Facts: Student Government sponsored the Think outside the Brick competition to promote environmental awareness. The team that presented a project for a “solar-powered gazebo” won the competition.
Our Opinion: If the project has already been approved and funding has been given to the team, the University Architect, Lisa Johnson, should help the students get in the right direction to get the solar gazebo built on campus. Everyone involved is working to enhance the beauty of the campus and provide a service for students, so there should be little debate or delay.
Last year the Think Outside the Brick competition awarded Lauren Morris and Katie McKnight a $1,000 grant to found the SOUL Garden, a community garden project for the N.C. State campus. They presented their proposal to the University Architect’s office and were prompted with the task of finding a place to put it. After months of denials for conspicuous locations, the SOUL Garden finally found a plot of land near Lake Raleigh. Through the woods. Behind the lake.

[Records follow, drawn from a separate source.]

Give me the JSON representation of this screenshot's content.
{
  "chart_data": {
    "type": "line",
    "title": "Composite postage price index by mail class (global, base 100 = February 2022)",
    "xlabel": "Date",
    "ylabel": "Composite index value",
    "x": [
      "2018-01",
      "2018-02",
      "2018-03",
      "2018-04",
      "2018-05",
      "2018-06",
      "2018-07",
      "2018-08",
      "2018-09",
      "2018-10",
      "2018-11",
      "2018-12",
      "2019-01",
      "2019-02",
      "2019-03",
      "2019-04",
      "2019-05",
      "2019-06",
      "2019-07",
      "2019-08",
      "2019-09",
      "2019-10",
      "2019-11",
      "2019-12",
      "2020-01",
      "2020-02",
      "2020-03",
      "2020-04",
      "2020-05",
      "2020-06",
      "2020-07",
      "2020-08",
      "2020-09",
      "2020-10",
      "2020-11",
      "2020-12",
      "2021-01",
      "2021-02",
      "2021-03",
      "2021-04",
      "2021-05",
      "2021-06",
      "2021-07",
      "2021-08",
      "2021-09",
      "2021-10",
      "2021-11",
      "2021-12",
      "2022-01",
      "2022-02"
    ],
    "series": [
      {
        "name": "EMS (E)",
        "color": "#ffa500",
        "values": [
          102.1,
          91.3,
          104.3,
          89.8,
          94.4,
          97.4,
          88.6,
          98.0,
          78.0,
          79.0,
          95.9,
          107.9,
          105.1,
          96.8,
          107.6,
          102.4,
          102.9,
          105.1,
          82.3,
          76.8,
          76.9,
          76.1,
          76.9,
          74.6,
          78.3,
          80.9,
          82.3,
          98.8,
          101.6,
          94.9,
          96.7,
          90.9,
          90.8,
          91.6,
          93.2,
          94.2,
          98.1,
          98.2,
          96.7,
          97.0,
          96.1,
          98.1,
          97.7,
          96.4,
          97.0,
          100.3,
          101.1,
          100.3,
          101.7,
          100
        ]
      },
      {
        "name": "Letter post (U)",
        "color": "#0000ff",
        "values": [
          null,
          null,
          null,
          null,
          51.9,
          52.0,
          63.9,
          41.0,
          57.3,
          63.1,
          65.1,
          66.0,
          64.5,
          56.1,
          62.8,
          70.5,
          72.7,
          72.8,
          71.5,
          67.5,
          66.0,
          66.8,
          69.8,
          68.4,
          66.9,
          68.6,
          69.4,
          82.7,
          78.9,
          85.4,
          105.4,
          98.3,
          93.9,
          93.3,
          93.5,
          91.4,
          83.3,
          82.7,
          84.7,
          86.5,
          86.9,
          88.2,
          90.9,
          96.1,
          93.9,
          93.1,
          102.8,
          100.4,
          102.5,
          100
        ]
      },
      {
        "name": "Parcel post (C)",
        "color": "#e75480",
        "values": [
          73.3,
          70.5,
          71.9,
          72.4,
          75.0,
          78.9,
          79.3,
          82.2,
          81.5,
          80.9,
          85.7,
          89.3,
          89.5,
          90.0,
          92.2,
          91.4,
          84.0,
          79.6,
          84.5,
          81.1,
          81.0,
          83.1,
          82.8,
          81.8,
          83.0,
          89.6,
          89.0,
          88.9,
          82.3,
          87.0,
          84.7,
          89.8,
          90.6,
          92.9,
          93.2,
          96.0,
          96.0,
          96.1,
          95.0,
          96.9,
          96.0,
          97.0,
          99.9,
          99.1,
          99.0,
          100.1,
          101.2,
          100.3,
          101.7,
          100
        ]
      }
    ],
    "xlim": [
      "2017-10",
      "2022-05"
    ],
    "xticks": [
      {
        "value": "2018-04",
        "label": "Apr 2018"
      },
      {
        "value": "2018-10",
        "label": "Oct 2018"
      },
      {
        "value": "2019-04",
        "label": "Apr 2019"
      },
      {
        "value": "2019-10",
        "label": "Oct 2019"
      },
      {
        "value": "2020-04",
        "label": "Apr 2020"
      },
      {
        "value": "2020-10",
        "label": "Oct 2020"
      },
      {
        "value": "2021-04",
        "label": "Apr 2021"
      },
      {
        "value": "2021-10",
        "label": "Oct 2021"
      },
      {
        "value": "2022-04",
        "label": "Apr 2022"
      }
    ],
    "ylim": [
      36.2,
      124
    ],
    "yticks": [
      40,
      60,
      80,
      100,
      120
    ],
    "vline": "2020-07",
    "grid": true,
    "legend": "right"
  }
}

This should not happen to this year’s winners who have proposed to build a solar-powered gazebo so students and visitors can sit outside and use their laptops without being cooped up inside. With the University’s push for a Sustainability Strategic and Tactical Plan, the University architect, Lisa Johnson, should be looking past the possible inconvenience and help these students get their project off paper and onto the campus.

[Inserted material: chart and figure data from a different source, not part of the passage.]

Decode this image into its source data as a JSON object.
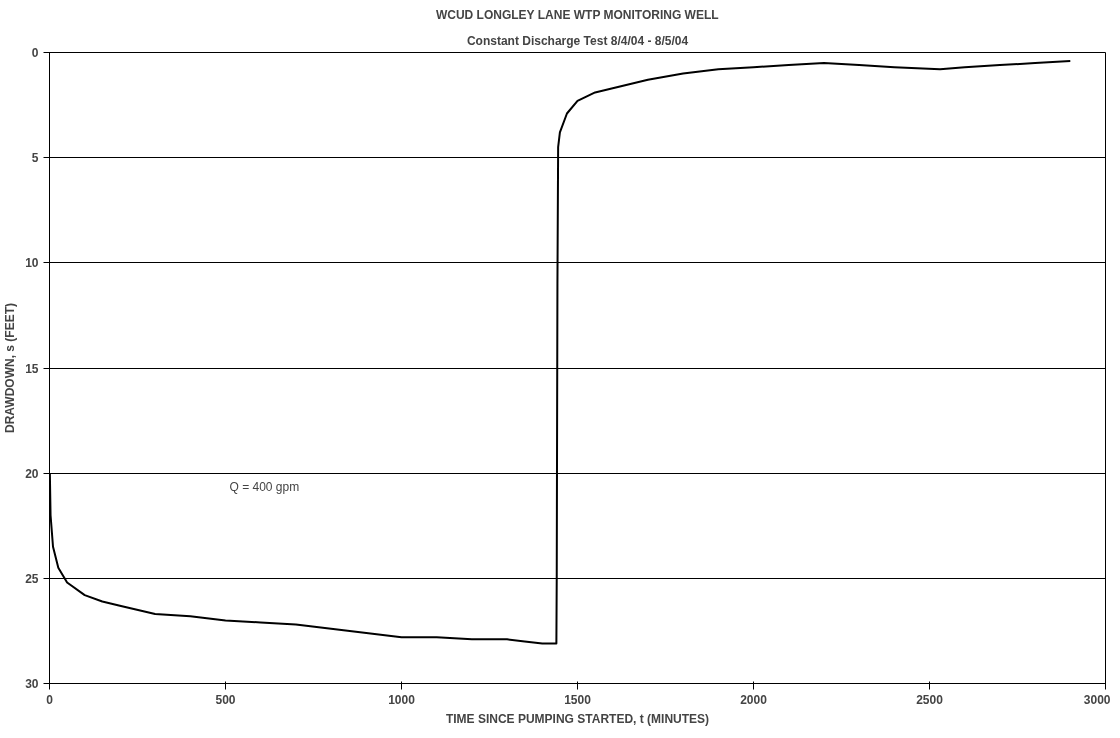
{
  "chart_data": {
    "type": "line",
    "title": "WCUD LONGLEY LANE WTP MONITORING WELL",
    "subtitle": "Constant Discharge Test 8/4/04 - 8/5/04",
    "xlabel": "TIME SINCE PUMPING STARTED, t (MINUTES)",
    "ylabel": "DRAWDOWN, s (FEET)",
    "annotations": [
      "Q = 400 gpm"
    ],
    "xlim": [
      0,
      3000
    ],
    "xticks": [
      0,
      500,
      1000,
      1500,
      2000,
      2500,
      3000
    ],
    "ylim": [
      30,
      0
    ],
    "yticks": [
      0,
      5,
      10,
      15,
      20,
      25,
      30
    ],
    "grid": "y",
    "marker": "none",
    "line_style": "solid",
    "series": [
      {
        "color": "#000000",
        "x": [
          1,
          3,
          10,
          25,
          50,
          100,
          150,
          200,
          300,
          400,
          500,
          600,
          700,
          800,
          900,
          1000,
          1100,
          1200,
          1300,
          1350,
          1400,
          1440,
          1441,
          1443,
          1445,
          1450,
          1470,
          1500,
          1550,
          1600,
          1700,
          1800,
          1900,
          2000,
          2100,
          2200,
          2300,
          2400,
          2530,
          2600,
          2700,
          2800,
          2900
        ],
        "values": [
          20,
          22,
          23.5,
          24.5,
          25.2,
          25.8,
          26.1,
          26.3,
          26.7,
          26.8,
          27.0,
          27.1,
          27.2,
          27.4,
          27.6,
          27.8,
          27.8,
          27.9,
          27.9,
          28.0,
          28.1,
          28.1,
          25,
          11,
          4.5,
          3.8,
          2.9,
          2.3,
          1.9,
          1.7,
          1.3,
          1.0,
          0.8,
          0.7,
          0.6,
          0.5,
          0.6,
          0.7,
          0.8,
          0.7,
          0.6,
          0.5,
          0.4
        ]
      }
    ]
  }
}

The first winner was left in the dark because of its unconventional use of “green space” on campus, but the gazebo would fit in with the conventional landscape with little interruptions to the green area. It would provide another gathering space for students along the “series of neighborhoods” on campus, while giving students extra incentives to go outdoors even when they have to do homework on their laptops.

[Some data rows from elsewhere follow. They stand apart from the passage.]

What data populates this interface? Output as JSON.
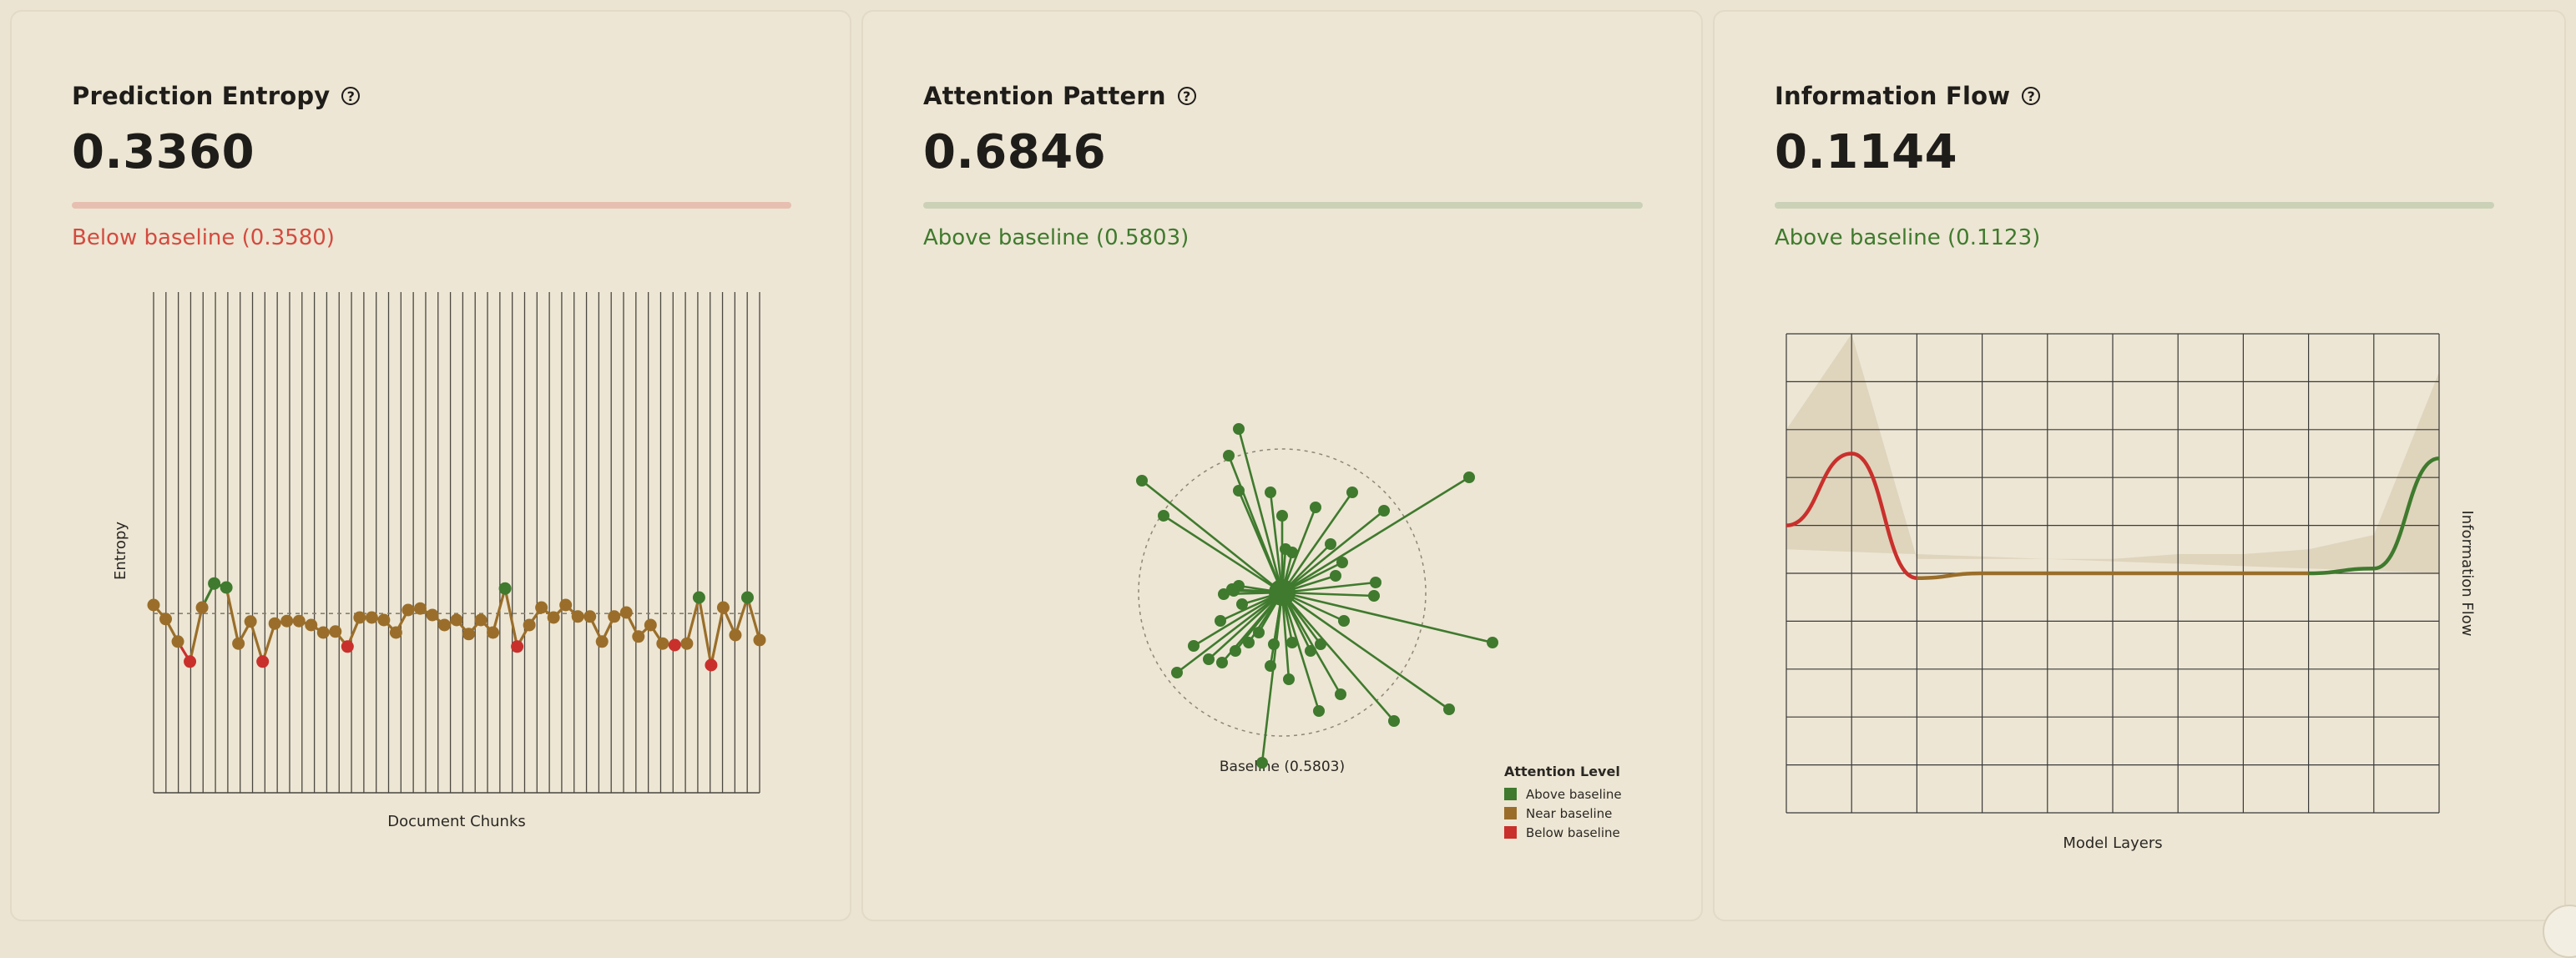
{
  "colors": {
    "above": "#3f7a2e",
    "near": "#9a6e2a",
    "below": "#c9302c",
    "grid": "#3a3a3a"
  },
  "cards": {
    "entropy": {
      "title": "Prediction Entropy",
      "value": "0.3360",
      "status": "Below baseline (0.3580)",
      "status_color": "#d44a3f",
      "bar_color": "#e6bfb0"
    },
    "attention": {
      "title": "Attention Pattern",
      "value": "0.6846",
      "status": "Above baseline (0.5803)",
      "status_color": "#3f7a2e",
      "bar_color": "#cbd1b6"
    },
    "flow": {
      "title": "Information Flow",
      "value": "0.1144",
      "status": "Above baseline (0.1123)",
      "status_color": "#3f7a2e",
      "bar_color": "#cbd1b6"
    }
  },
  "help_icon": "?",
  "chart_data": [
    {
      "type": "line",
      "xlabel": "Document Chunks",
      "ylabel": "Entropy",
      "baseline": 0.358,
      "ylim": [
        0,
        1
      ],
      "values": [
        0.375,
        0.347,
        0.302,
        0.262,
        0.37,
        0.418,
        0.41,
        0.298,
        0.342,
        0.262,
        0.338,
        0.343,
        0.343,
        0.335,
        0.32,
        0.322,
        0.292,
        0.35,
        0.35,
        0.345,
        0.32,
        0.365,
        0.368,
        0.355,
        0.335,
        0.345,
        0.317,
        0.345,
        0.32,
        0.408,
        0.292,
        0.335,
        0.37,
        0.35,
        0.375,
        0.352,
        0.352,
        0.302,
        0.352,
        0.36,
        0.312,
        0.335,
        0.298,
        0.295,
        0.298,
        0.39,
        0.255,
        0.37,
        0.315,
        0.39,
        0.305
      ]
    },
    {
      "type": "scatter",
      "baseline_label": "Baseline (0.5803)",
      "legend_title": "Attention Level",
      "legend": [
        "Above baseline",
        "Near baseline",
        "Below baseline"
      ],
      "points": [
        {
          "dx": -0.26,
          "dy": -0.98,
          "lvl": "above"
        },
        {
          "dx": -0.32,
          "dy": -0.82,
          "lvl": "above"
        },
        {
          "dx": -0.84,
          "dy": -0.67,
          "lvl": "above"
        },
        {
          "dx": -0.71,
          "dy": -0.46,
          "lvl": "above"
        },
        {
          "dx": -0.26,
          "dy": -0.61,
          "lvl": "above"
        },
        {
          "dx": 0.0,
          "dy": -0.46,
          "lvl": "above"
        },
        {
          "dx": -0.07,
          "dy": -0.6,
          "lvl": "above"
        },
        {
          "dx": 0.2,
          "dy": -0.51,
          "lvl": "above"
        },
        {
          "dx": 0.42,
          "dy": -0.6,
          "lvl": "above"
        },
        {
          "dx": 0.61,
          "dy": -0.49,
          "lvl": "above"
        },
        {
          "dx": 1.12,
          "dy": -0.69,
          "lvl": "above"
        },
        {
          "dx": 0.29,
          "dy": -0.29,
          "lvl": "above"
        },
        {
          "dx": 0.06,
          "dy": -0.24,
          "lvl": "above"
        },
        {
          "dx": 0.02,
          "dy": -0.26,
          "lvl": "above"
        },
        {
          "dx": 0.36,
          "dy": -0.18,
          "lvl": "above"
        },
        {
          "dx": 0.32,
          "dy": -0.1,
          "lvl": "above"
        },
        {
          "dx": 0.56,
          "dy": -0.06,
          "lvl": "above"
        },
        {
          "dx": -0.26,
          "dy": -0.04,
          "lvl": "above"
        },
        {
          "dx": -0.29,
          "dy": -0.01,
          "lvl": "above"
        },
        {
          "dx": -0.35,
          "dy": 0.01,
          "lvl": "above"
        },
        {
          "dx": 0.55,
          "dy": 0.02,
          "lvl": "above"
        },
        {
          "dx": -0.24,
          "dy": 0.07,
          "lvl": "above"
        },
        {
          "dx": -0.37,
          "dy": 0.17,
          "lvl": "above"
        },
        {
          "dx": 0.37,
          "dy": 0.17,
          "lvl": "above"
        },
        {
          "dx": -0.14,
          "dy": 0.24,
          "lvl": "above"
        },
        {
          "dx": -0.05,
          "dy": 0.31,
          "lvl": "above"
        },
        {
          "dx": -0.28,
          "dy": 0.35,
          "lvl": "above"
        },
        {
          "dx": -0.2,
          "dy": 0.3,
          "lvl": "above"
        },
        {
          "dx": 0.06,
          "dy": 0.3,
          "lvl": "above"
        },
        {
          "dx": 0.23,
          "dy": 0.31,
          "lvl": "above"
        },
        {
          "dx": 0.17,
          "dy": 0.35,
          "lvl": "above"
        },
        {
          "dx": -0.53,
          "dy": 0.32,
          "lvl": "above"
        },
        {
          "dx": -0.36,
          "dy": 0.42,
          "lvl": "above"
        },
        {
          "dx": -0.07,
          "dy": 0.44,
          "lvl": "above"
        },
        {
          "dx": 0.04,
          "dy": 0.52,
          "lvl": "above"
        },
        {
          "dx": 0.35,
          "dy": 0.61,
          "lvl": "above"
        },
        {
          "dx": 1.0,
          "dy": 0.7,
          "lvl": "above"
        },
        {
          "dx": 1.26,
          "dy": 0.3,
          "lvl": "above"
        },
        {
          "dx": -0.63,
          "dy": 0.48,
          "lvl": "above"
        },
        {
          "dx": -0.44,
          "dy": 0.4,
          "lvl": "above"
        },
        {
          "dx": 0.22,
          "dy": 0.71,
          "lvl": "above"
        },
        {
          "dx": 0.67,
          "dy": 0.77,
          "lvl": "above"
        },
        {
          "dx": -0.12,
          "dy": 1.02,
          "lvl": "above"
        },
        {
          "dx": -0.3,
          "dy": -0.02,
          "lvl": "above"
        }
      ]
    },
    {
      "type": "area",
      "xlabel": "Model Layers",
      "ylabel": "Information Flow",
      "x": [
        0,
        0.1,
        0.2,
        0.3,
        0.4,
        0.5,
        0.6,
        0.7,
        0.8,
        0.9,
        1.0
      ],
      "values": [
        0.6,
        0.75,
        0.49,
        0.5,
        0.5,
        0.5,
        0.5,
        0.5,
        0.5,
        0.51,
        0.74
      ],
      "band_upper": [
        0.8,
        1.0,
        0.53,
        0.53,
        0.53,
        0.53,
        0.54,
        0.54,
        0.55,
        0.58,
        0.92
      ]
    }
  ]
}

One of the main goals of the project was to make the gazebo visible, so students could use and learn from it. Johnson, with her passionate vision of the University’s master plan, should see the merits of showcasing the progressive nature of solar power on a simple structure, just as the University likes to tout the Solar House, and see it as being a gathering place for students outdoors. It will accomplish all of the objectives of the master plan and go towards the sustainability tactical plan.
Johnson wants “green space” on campus to be “organized around attractive, lively open places and developed that invite human interaction and communication,” and this project certainly surpasses those expectations. At this point, the students who have developed the project now need her help to get it off the page. Johnson should work with them to help make their vision a reality, because they are all trying to accomplish the same goal.